Baroness Hayter of Kentish Town
Main Page: Baroness Hayter of Kentish Town (Labour - Life peer)My Lords, Amendment 33 is tabled in my name and that of the noble Lord, Lord Tope. It would introduce mandatory five-yearly electricity safety checks in private rented accommodation. Noble Lords may be surprised that, unlike those for gas, such checks are not already mandatory, given the danger of electrocution and of fires caused by faulty electrical installations. Indeed, according to Electrical Safety First, a charity that works to prevent electrical accidents, there are about 70 deaths a year involving electricity compared with 18 from gas. We can all work out that that is more than one a week. Tragically, one such death was that of the daughter of the noble Baroness, Lady Tonge, who is not in her place, but whose calls for greater electricity safety we should heed.
We are delighted that, following the debate on this amendment in Committee, the Government have recognised the need for intervention and have tabled their own amendment, Amendment 82, which allows for regulation to require safety checks. However, that power is only permissive, not mandatory. Hence Amendments 83, 85, 87 and 89, to Amendment 82, make the very smallest of changes—a mere “may” becoming a “must”. As a result, the Government would have to bring forward regulations, for which the amendment makes provision, rather than leaving it to chance as to whether Amendment 82 was acted upon. Alternatively, as my noble friend Lord Campbell-Savours already warned us earlier today, we might find that the Government suddenly use the excuse of it costing landlords too much to bring in this permissive regulation. The cost is £2.50 a month—a five-yearly electricity check costs about £150, which comes to £2.50 a month—so we hope the Government are not going to use that excuse for not making this regulation mandatory.

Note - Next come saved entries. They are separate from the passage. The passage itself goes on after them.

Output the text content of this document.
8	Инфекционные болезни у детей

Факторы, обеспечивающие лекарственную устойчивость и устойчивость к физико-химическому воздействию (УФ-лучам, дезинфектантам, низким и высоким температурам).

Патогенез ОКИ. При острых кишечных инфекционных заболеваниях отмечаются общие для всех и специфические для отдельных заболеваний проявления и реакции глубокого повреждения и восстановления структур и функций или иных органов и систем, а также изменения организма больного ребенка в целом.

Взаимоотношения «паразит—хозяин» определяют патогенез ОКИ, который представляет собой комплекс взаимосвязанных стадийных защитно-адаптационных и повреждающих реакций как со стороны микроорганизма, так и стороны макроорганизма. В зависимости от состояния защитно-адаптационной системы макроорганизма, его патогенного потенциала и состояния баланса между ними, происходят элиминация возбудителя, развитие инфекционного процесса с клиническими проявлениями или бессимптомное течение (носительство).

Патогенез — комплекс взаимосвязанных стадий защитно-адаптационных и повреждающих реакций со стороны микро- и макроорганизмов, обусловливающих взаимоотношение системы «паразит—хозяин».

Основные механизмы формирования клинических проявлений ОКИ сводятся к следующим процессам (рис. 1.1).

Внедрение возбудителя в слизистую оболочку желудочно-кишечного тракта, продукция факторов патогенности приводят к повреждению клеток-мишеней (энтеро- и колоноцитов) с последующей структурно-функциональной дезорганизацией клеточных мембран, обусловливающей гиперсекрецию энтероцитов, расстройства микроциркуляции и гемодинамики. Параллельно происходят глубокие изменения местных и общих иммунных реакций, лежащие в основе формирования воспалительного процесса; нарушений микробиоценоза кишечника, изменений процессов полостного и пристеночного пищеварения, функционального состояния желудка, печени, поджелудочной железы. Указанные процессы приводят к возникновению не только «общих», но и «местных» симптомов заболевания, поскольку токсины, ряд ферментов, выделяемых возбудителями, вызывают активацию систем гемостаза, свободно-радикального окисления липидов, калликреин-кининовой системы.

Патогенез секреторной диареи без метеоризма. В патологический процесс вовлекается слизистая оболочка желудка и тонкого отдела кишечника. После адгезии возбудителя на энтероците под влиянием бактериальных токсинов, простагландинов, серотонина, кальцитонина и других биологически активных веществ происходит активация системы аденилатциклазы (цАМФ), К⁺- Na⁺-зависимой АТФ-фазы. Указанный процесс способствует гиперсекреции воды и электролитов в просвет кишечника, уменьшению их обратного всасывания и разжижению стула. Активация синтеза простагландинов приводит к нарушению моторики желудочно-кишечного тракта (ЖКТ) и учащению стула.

Yes, that is the Government’s intention.
In addition, putting the regulatory provisions on the face of the Bill would prevent them being changed, should they be found not to work effectively in practice, and further primary legislation would then be required. The Government believe that regulations such as those proposed are better made by secondary legislation so that they can be amended more easily should that be necessary. It is important to ensure that any regulation of electrical safety can be kept up to date.
Amendment 84 would define electrical safety standards for the purposes of this legislation as standards regarding both the installations for the supply of electricity, and electrical fixtures, fittings or appliances provided by the landlord. Any requirements introduced for electrical safety standards in private sector properties will be based on the findings of our committed further research.

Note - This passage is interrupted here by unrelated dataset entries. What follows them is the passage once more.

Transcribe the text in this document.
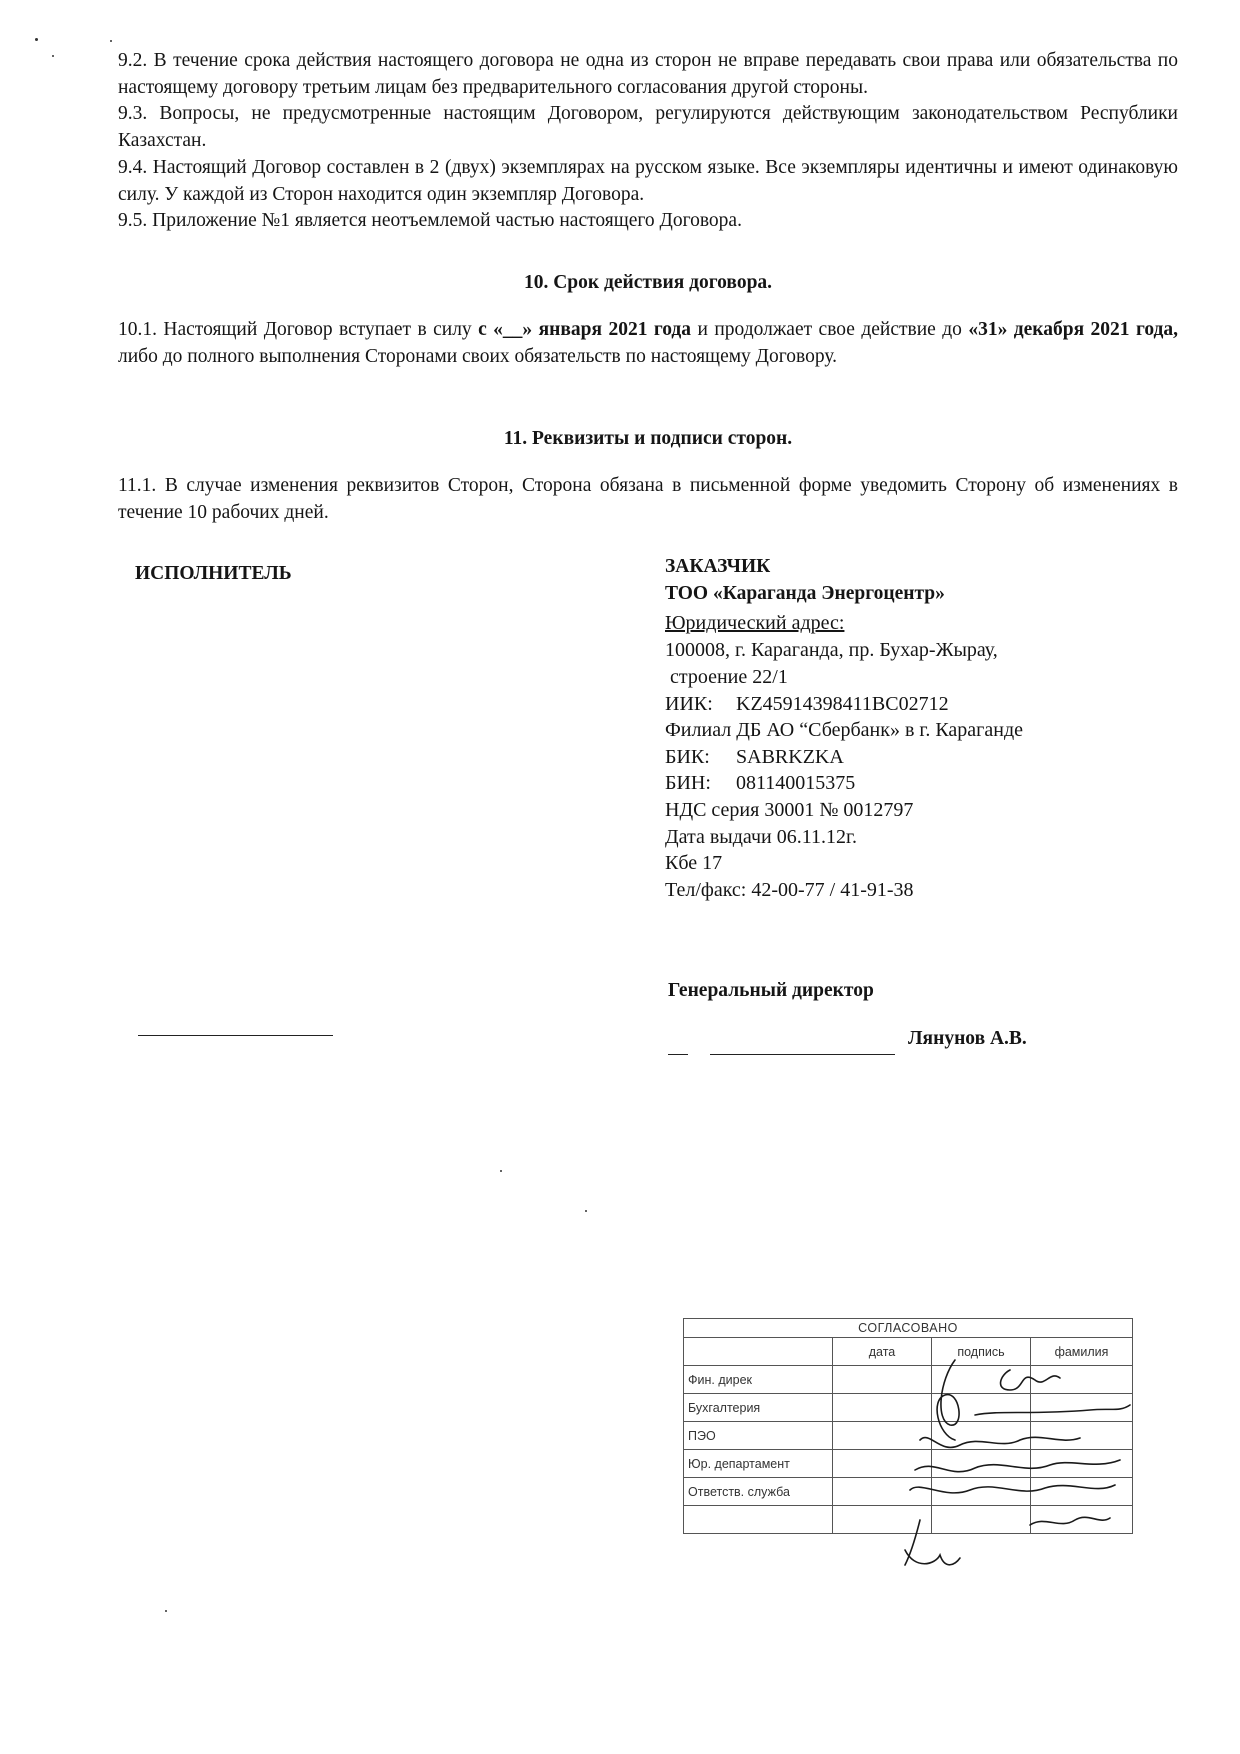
9.2. В течение срока действия настоящего договора не одна из сторон не вправе передавать свои права или обязательства по настоящему договору третьим лицам без предварительного согласования другой стороны.

9.3. Вопросы, не предусмотренные настоящим Договором, регулируются действующим законодательством Республики Казахстан.

9.4. Настоящий Договор составлен в 2 (двух) экземплярах на русском языке. Все экземпляры идентичны и имеют одинаковую силу. У каждой из Сторон находится один экземпляр Договора.

9.5. Приложение №1 является неотъемлемой частью настоящего Договора.

10. Срок действия договора.

10.1. Настоящий Договор вступает в силу с «__» января 2021 года и продолжает свое действие до «31» декабря 2021 года, либо до полного выполнения Сторонами своих обязательств по настоящему Договору.

11. Реквизиты и подписи сторон.

11.1. В случае изменения реквизитов Сторон, Сторона обязана в письменной форме уведомить Сторону об изменениях в течение 10 рабочих дней.

ИСПОЛНИТЕЛЬ	ЗАКАЗЧИК

ТОО «Караганда Энергоцентр»

Юридический адрес:

100008, г. Караганда, пр. Бухар-Жырау,

строение 22/1

ИИК: KZ45914398411BC02712

Филиал ДБ АО “Сбербанк» в г. Караганде

БИК: SABRKZKA

БИН: 081140015375

НДС серия 30001 № 0012797

Дата выдачи 06.11.12г.

Кбе 17

Тел/факс: 42-00-77 / 41-91-38

Генеральный директор

Лянунов А.В.

СОГЛАСОВАНО
	дата	подпись	фамилия
Фин. дирек			
Бухгалтерия			
ПЭО			
Юр. департамент			
Ответств. служба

Amendments 86 and 88 would mean that any regulations would require someone who is “competent” to carry out any necessary checks or produce any required certification, instead of someone who is “qualified”. Electrical safety is a very technical and potentially dangerous area, so it is important that the person who conducts any checks or produces any documentation has the necessary skills and experience to do so. This will be defined through any regulations and we believe that the term “qualified” allows for this.
Amendments 90 and 91 would allow requirements to be set for landlords to produce a certificate or a condition report, or both, instead of just a certificate. The amendments are unnecessary. A certificate will be defined through any regulations and will ensure that any documents provided are sufficient to tell the tenants that the property is safe and meets the required standards.
Amendments 83, 85, 87 and 89 would require the Secretary of State to introduce regulations for electrical safety in the private rented sector regardless of any of our findings from further work and discussions with stakeholders. The noble Lord, Lord Campbell-Savours, and others have talked about the difference between “must” and “may”. “Must” precludes any discussion with stakeholders; “may” allows us to design the way forward as part of our research. It would not be appropriate to pre-empt the results of our planned further research. Any introductions must be balanced and will be determined following extensive investigations of the effects of such requirements and further engagement with the sector.
I hope that the steps I have set out show the importance of these amendments and the Government’s commitment to protecting tenants. As I have said, we intend to bring regulations forward. With these assurances in mind, I ask that the government amendments be approved and that noble Lords do not press their Amendments 33 and 83 to 91.
My Lords, I thank both my noble friend Lord Campbell-Savours and the noble Lord, Lord Tope, for their interventions. I shall repeat what the Minister said to make sure that I, Hansard and everyone else have it absolutely right. I think she said that the Government intend to bring forward regulations. I see nods on the Government Benches. I think she answered yes to the straight question—I do like straight answers to straight questions—about our change from “may” to “must”. I disagree that “must” precludes discussions with stakeholders; nevertheless, the assurance about intent and the word “yes” are great reassurances.